En efecto, como bien señala el mismo Nomi, “Casi podría denominársele ‘heredad de poetas’, porque también han pasado y alguna vez vivieron temporariamente en este ‘valle de la soledad’, Alfredo R. Bufano, Fausto Burgos y Juan Solano Luis”. Solo allí podría exclamar Tudela sus alabanzas al paisaje, estampadas en las páginas de El inquilino de la soledad, aunando paisaje, poesía y vida profunda y meditada: “Álamos para que jueguen las urracas, los zondas y los volantines.

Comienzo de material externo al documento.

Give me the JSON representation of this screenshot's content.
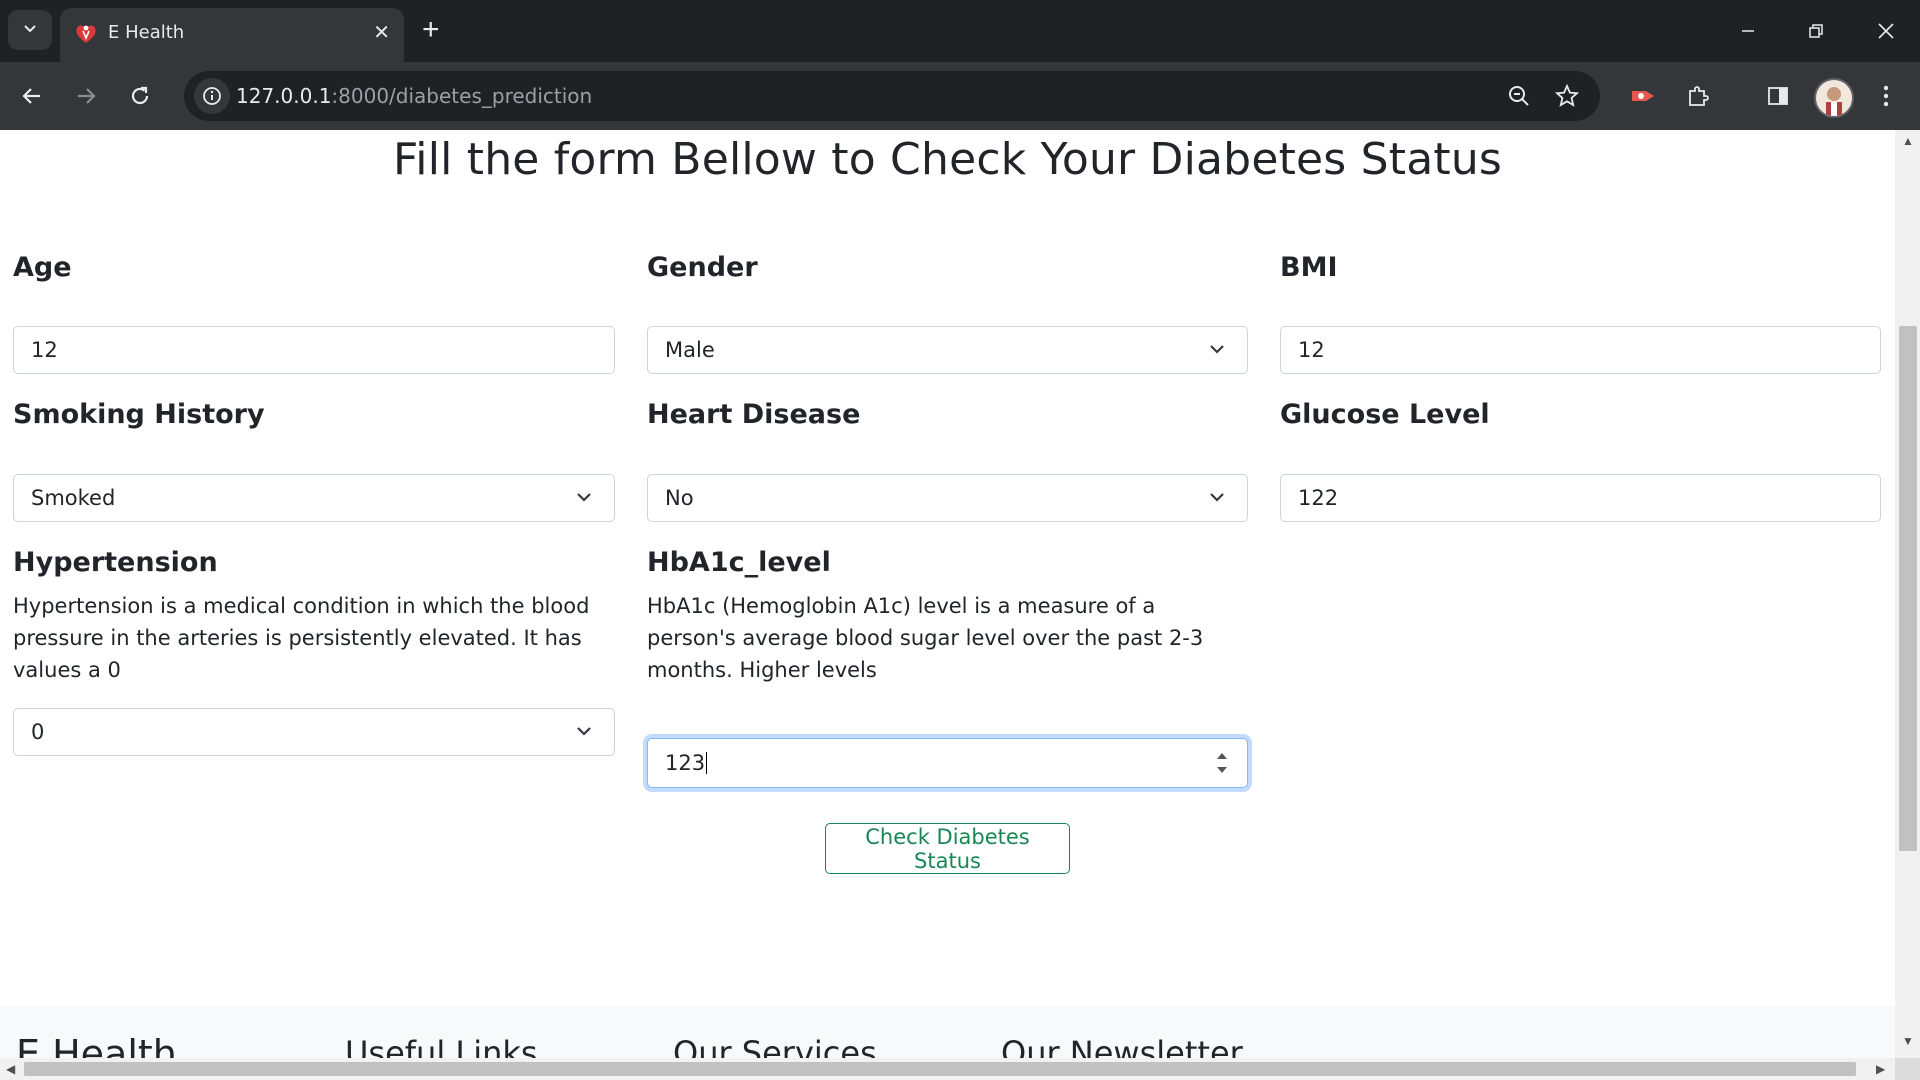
{
  "browser": {
    "tab_title": "E Health",
    "url_host": "127.0.0.1",
    "url_path": ":8000/diabetes_prediction"
  },
  "page": {
    "heading": "Fill the form Bellow to Check Your Diabetes Status",
    "fields": {
      "age": {
        "label": "Age",
        "value": "12"
      },
      "gender": {
        "label": "Gender",
        "value": "Male"
      },
      "bmi": {
        "label": "BMI",
        "value": "12"
      },
      "smoking": {
        "label": "Smoking History",
        "value": "Smoked"
      },
      "heart": {
        "label": "Heart Disease",
        "value": "No"
      },
      "glucose": {
        "label": "Glucose Level",
        "value": "122"
      },
      "hypertension": {
        "label": "Hypertension",
        "description": "Hypertension is a medical condition in which the blood pressure in the arteries is persistently elevated. It has values a 0",
        "value": "0"
      },
      "hba1c": {
        "label": "HbA1c_level",
        "description": "HbA1c (Hemoglobin A1c) level is a measure of a person's average blood sugar level over the past 2-3 months. Higher levels",
        "value": "123"
      }
    },
    "submit_label": "Check Diabetes Status"
  },
  "footer": {
    "brand": "E Health",
    "useful_links": "Useful Links",
    "our_services": "Our Services",
    "our_newsletter": "Our Newsletter"
  },
  "colors": {
    "chrome_dark": "#202124",
    "chrome_toolbar": "#35363a",
    "success": "#198754",
    "focus": "#86b7fe"
  }
}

Cerros y álamos dentando los horizontes, mientras el anochecer se pinta de campanario para chistar los silencios lejanos […] No es que seamos sino una promesa de existencia. Una promesa enarcada en lo alto, dando tumbos como pelota por la intuición que azuza sus inmensidades […] Todo fue paisaje al entregarse ahíncos y desesperanzas. Cubiertos de ramazones y estrellas se nos vinieron los anhelos carne adentro. En el redondel del valle se apeó el ensueño […]” (pp. 75-76).
Ese “escritor montañés” como se proclama el propio Tudela, abrevó entonces en el pasaje para construir obras monumentales, poemas muy expresivos y ensayos que han merecido de parte del distinguido filósofo Diego Pro la calificación de “esenciales” (cf. “Ricardo Tudela ensayista, en Los Andes, 3 de diciembre 1989): “textos breves, incisivos en su pensamiento y límpidos en su expresión”, con un “sesgo lírico personalizado y creador”. Si bien estas aseveraciones fueron vertidas por Pro a propósito de otro texto de Tudela (El pensamiento perenne) pueden calificar perfectamente la obra que aquí comentamos, en la que también se advierte la profunda unidad entre pensamiento y creación estética que singulariza su producción escrita.